If you’re like me and I know I am, meaning you liked cartoons and had Nickelodeon playing in your house between the years 1982 and 1992, then you probably saw Danger Mouse.
Of course, if you were a fan, you might have liked to have been told that Netflix is reviving it as well on this side of the Atlantic with British comedian curmudgeon Stephen Fry as Colonel K. But, apparently, I’m the only regular writing for this blog that saw fit to say anything since other folks liked to pretend Inspector Gadget and Duck Tales are the only cartoons returning these days. But I’m not bitter or anything…
Danger Mouse was a British animated series about a white mouse who was the world’s greatest secret agent. He lived in a London post box with his shorter, clumsy, cowardly hamster sidekick Penfold.

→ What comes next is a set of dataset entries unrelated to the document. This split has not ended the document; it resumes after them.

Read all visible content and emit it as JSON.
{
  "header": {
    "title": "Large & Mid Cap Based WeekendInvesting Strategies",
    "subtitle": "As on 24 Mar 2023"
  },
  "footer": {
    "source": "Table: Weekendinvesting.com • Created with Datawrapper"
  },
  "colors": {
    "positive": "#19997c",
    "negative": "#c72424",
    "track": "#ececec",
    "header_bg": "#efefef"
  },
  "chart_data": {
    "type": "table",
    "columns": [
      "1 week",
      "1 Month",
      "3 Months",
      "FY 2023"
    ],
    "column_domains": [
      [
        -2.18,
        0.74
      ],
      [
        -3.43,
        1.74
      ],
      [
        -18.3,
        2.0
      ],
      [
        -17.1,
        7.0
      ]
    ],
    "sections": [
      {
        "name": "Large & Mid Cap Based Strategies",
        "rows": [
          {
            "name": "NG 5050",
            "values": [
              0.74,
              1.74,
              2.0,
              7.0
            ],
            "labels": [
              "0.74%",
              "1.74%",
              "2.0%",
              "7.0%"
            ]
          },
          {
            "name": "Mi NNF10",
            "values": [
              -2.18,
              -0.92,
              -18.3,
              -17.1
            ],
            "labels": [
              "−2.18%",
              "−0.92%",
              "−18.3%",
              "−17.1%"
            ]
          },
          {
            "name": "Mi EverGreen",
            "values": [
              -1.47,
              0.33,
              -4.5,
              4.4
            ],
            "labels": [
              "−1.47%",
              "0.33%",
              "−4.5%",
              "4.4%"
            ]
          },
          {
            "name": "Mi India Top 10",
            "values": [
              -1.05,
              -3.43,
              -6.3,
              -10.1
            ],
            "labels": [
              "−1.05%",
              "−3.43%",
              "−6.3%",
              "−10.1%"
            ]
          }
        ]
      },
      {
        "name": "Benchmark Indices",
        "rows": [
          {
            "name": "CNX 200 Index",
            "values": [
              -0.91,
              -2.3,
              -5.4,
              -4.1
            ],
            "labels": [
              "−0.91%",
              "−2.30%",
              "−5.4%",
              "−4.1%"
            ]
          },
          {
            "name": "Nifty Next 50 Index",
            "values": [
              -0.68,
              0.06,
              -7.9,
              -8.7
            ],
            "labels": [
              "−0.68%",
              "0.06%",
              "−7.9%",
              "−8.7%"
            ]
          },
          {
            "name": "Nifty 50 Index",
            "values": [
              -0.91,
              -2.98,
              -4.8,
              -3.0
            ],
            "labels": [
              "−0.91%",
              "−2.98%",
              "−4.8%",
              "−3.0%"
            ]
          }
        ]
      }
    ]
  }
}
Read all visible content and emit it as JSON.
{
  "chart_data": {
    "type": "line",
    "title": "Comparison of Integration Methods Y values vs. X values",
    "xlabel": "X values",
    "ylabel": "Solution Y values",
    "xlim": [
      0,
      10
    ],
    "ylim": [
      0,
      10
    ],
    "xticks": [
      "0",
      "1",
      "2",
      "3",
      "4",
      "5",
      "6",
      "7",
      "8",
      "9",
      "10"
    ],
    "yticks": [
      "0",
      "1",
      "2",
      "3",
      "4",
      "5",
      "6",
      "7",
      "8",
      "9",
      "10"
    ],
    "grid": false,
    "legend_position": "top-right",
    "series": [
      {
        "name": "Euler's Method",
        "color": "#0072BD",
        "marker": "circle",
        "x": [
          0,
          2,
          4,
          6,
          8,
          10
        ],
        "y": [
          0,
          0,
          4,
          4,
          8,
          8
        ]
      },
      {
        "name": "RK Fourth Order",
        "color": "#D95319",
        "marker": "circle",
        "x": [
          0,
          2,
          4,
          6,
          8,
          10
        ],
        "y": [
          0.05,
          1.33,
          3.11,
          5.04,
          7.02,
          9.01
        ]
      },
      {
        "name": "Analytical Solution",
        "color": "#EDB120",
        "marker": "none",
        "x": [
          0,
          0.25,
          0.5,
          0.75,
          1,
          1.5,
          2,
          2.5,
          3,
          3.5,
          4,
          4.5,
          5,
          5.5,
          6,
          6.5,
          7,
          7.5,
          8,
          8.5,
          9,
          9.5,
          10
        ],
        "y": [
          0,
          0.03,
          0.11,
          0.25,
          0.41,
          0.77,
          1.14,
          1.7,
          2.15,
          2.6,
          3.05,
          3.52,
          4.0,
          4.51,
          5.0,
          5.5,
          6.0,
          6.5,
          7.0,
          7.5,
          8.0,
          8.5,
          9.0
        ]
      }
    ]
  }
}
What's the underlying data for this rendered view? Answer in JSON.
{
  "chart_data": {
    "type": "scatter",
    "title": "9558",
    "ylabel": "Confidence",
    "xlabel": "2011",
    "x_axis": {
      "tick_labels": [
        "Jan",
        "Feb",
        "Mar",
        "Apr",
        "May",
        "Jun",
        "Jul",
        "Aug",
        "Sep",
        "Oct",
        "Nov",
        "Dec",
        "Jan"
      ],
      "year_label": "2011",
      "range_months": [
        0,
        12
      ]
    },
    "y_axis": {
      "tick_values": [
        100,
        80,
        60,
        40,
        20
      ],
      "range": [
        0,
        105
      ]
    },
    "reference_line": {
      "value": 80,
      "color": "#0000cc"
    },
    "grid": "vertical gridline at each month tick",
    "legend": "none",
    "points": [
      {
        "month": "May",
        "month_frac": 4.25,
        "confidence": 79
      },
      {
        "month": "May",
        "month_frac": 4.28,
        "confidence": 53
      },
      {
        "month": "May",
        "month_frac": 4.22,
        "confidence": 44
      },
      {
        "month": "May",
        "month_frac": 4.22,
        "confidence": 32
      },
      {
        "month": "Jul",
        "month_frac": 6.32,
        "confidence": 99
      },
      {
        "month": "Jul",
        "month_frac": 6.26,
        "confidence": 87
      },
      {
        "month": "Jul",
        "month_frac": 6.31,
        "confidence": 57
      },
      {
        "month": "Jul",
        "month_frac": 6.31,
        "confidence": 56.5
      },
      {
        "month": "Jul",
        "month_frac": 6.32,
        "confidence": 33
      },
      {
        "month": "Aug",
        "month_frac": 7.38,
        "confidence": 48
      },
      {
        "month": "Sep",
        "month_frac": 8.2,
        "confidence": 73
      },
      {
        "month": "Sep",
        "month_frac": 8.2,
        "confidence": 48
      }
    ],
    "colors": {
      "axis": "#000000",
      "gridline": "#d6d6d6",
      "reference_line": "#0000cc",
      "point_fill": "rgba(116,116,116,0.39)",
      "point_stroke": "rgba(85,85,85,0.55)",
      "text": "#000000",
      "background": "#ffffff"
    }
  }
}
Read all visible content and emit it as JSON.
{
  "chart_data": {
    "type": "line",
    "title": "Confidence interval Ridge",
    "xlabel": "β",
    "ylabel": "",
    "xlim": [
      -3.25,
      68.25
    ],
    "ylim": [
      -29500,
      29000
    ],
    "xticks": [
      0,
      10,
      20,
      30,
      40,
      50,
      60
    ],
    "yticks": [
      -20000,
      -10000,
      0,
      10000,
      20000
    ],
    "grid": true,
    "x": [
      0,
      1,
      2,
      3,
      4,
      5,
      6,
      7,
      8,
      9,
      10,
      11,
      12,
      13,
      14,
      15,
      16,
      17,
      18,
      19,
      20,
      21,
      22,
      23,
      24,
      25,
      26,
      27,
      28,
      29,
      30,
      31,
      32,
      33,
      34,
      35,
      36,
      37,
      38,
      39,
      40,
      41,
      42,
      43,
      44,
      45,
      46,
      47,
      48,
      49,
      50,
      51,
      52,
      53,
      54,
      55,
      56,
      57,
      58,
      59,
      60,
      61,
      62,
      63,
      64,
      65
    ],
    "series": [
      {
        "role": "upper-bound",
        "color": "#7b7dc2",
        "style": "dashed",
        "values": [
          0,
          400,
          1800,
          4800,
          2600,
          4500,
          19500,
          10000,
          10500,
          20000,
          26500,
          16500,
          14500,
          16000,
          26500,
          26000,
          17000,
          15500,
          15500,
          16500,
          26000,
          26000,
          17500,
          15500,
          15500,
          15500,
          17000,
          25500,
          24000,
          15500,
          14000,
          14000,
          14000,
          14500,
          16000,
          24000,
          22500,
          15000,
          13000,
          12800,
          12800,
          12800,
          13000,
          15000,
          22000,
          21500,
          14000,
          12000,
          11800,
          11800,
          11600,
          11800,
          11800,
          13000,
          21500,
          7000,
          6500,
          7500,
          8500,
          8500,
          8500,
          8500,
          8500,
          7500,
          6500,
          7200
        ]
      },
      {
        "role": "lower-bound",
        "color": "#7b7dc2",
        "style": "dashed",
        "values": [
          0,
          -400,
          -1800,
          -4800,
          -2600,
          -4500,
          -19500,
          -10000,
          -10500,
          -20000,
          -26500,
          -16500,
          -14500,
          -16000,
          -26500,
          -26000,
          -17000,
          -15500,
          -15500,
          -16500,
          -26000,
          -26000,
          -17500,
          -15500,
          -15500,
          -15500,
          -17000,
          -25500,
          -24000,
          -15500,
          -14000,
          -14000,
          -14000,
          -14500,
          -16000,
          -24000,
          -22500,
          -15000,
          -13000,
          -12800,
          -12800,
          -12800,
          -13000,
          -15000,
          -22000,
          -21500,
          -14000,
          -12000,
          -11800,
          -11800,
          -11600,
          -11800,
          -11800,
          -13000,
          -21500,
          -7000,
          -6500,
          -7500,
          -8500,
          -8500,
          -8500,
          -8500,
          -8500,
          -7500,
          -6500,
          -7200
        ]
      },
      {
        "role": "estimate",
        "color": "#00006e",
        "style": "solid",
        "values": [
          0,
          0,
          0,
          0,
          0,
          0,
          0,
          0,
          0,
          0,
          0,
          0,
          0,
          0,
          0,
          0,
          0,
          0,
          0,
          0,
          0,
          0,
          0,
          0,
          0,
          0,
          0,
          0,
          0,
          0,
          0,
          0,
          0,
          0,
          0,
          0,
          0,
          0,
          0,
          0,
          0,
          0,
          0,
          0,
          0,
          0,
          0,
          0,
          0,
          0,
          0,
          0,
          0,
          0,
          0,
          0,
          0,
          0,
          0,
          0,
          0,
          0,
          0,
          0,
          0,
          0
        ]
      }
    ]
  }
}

Generally, the two would get a call from their superior Colonel K, species more or less unknown, and then they’d rocket off in their car, which could fly by popping some wings.
While Danger Mouse had more than few enemies, his most frequent was a villainous frog named Baron Silas Greenback. And in true supervillain fashion, he has a white furry pet. But unlike Blofeld, a cat would have been impractical. He had a caterpillar.
Yes, I know that was Goldfinger, not Blofeld.
One of Danger Mouse’s other frequent adversaries was actually good enough to get his own spin-off.
As cartoons go, to be honest, the animation wasn’t always stellar. Many times the same sequences would be seen again and again. The show would make up for this with clever wordplay and serialized episodes. That actually made the DVDs rather iffy, since seeing the plot get recapped every three to five minutes in a single twenty-two minute episode got kinda old after a while. Frequent commercial breaks actually helped this show. But a narrator, puns, and long form stories combined with bad animation certainly worked out well for The Adventures of Rocky and Bullwinkle, so really Danger Mouse was just the dry British equivalent.
But with all the hubbub over an inept cyborg cop and some wealthy waterfowl, let us not overlook the world’s greatest–and tiniest–secret agent.